Seminggu berlalu, Danurdara benar-benar seperti siap mati berdiri. Johnson benar-benar mengirim orang kepercayaannya ke kantornya untuk menagih janji atas kesombongan Danurdara. Tidak ada keributan di kantor, yang orang-orang tahu dua perusahaan besar itu hanya akan bekerja sama.
“Bagaimana? Sudah siap tanda tangan kontrak, Tuan Danurdara?” Suara sekretaris Johnson terdengar semakin mendesak. Pasalnya dari tadi Danurdara hanya berputar-putar di tempatnya karena kebingungan.
“Tapi pemegang saham Danurdara kan ada beberapa orang, dan mereka belum mau memberikannya lagi pada kami.” Kini suara istri Danurdara yang terdengar. Ibu kesayangan Aruna itu memutuskan ikut ke kantor untuk mengetahui kondisi yang sebenarnya.

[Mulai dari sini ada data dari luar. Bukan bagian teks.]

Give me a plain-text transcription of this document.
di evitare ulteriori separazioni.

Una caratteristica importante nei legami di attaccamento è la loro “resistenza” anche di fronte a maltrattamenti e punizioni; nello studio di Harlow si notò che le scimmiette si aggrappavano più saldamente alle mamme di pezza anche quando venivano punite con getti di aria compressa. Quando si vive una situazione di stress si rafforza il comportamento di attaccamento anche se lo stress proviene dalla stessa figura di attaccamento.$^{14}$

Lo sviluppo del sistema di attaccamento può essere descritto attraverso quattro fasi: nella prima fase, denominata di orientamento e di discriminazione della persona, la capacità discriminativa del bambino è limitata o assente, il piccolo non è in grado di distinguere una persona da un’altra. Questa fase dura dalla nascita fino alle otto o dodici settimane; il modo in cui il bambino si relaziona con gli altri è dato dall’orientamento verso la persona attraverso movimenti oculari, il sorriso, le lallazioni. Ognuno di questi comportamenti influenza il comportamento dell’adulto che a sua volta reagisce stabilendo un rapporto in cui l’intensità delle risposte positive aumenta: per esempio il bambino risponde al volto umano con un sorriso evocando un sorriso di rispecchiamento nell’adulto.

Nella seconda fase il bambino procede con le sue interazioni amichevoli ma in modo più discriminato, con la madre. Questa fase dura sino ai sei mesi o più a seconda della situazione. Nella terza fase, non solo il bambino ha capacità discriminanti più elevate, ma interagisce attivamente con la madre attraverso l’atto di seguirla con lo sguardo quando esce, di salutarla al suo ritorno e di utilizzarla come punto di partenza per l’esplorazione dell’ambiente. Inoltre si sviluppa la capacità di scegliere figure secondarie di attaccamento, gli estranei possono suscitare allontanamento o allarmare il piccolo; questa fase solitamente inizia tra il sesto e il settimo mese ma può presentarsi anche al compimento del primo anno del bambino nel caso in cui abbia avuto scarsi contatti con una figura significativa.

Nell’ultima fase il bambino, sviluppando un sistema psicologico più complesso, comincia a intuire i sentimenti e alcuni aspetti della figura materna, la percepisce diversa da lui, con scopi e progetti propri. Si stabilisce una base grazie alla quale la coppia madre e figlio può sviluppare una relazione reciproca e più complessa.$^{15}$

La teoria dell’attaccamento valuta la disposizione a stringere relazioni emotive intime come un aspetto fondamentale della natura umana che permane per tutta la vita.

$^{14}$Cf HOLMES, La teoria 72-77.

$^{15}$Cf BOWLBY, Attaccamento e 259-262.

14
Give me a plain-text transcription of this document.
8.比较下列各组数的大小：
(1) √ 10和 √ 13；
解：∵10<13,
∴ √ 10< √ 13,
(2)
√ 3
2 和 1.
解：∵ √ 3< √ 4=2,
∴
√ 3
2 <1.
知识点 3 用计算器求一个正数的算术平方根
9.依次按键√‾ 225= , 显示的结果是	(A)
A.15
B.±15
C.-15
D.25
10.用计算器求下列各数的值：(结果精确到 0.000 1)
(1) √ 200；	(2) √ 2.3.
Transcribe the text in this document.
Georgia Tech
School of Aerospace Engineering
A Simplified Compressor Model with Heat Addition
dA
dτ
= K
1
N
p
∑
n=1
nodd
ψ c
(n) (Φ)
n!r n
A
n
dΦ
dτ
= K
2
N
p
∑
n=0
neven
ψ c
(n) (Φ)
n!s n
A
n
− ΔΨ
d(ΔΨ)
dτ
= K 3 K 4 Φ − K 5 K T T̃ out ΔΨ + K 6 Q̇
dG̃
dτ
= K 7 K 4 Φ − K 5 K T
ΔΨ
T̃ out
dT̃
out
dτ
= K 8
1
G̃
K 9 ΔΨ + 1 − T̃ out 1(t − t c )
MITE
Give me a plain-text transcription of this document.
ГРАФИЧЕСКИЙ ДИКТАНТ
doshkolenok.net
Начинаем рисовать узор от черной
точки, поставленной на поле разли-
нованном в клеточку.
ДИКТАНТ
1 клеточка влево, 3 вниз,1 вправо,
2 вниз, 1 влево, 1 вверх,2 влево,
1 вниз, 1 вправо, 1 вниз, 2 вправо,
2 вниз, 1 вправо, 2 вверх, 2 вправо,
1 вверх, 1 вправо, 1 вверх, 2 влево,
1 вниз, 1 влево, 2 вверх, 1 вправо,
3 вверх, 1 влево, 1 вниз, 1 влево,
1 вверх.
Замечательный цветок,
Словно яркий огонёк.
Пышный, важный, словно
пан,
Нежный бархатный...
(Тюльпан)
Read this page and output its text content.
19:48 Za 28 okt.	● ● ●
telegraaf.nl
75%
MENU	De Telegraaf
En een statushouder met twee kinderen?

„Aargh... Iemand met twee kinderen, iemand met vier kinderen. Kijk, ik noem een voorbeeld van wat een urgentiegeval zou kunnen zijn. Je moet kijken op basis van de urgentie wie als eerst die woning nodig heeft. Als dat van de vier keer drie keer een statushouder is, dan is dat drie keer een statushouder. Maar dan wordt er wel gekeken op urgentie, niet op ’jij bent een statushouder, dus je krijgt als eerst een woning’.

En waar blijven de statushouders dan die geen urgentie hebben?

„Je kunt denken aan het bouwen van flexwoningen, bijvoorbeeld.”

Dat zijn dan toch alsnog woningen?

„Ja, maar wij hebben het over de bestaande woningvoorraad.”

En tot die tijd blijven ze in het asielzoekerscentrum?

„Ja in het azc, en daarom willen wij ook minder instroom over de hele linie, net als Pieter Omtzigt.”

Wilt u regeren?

“Kami sudah bilang, Johnson siap membeli dengan harga yang lebih tinggi. Jadi bisa dibilang kami ingin membeli saham selain yang kalian pegang sendiri,” ucap sekretarisnya lagi tampak lelah. Ini sudah lebih dari dua jam dia di perusahaan Danurdara, dan ucapannya tadi sudah dia ulang lebih dari tiga kali.
“Tapi—“
“Kalau tidak bisa menepatinya setidaknya jangan membual.” Kalimat Danurdara dipotong sebelum bisa menyelesaikannya. Yang membuat Danurdara terkejut adalah yang berani memotong ucapannya adalah Ocean Mallory Johnson, calon menantunya.
“Saya bukan bermaksud tidak sopan, tapi yang membuat perjanjian seperti ini adalah anda sendiri, Tuan Danurdara.” Sean tersenyum ramah, tapi kalimatnya membuat calon mertuanya itu seperti semakin panas.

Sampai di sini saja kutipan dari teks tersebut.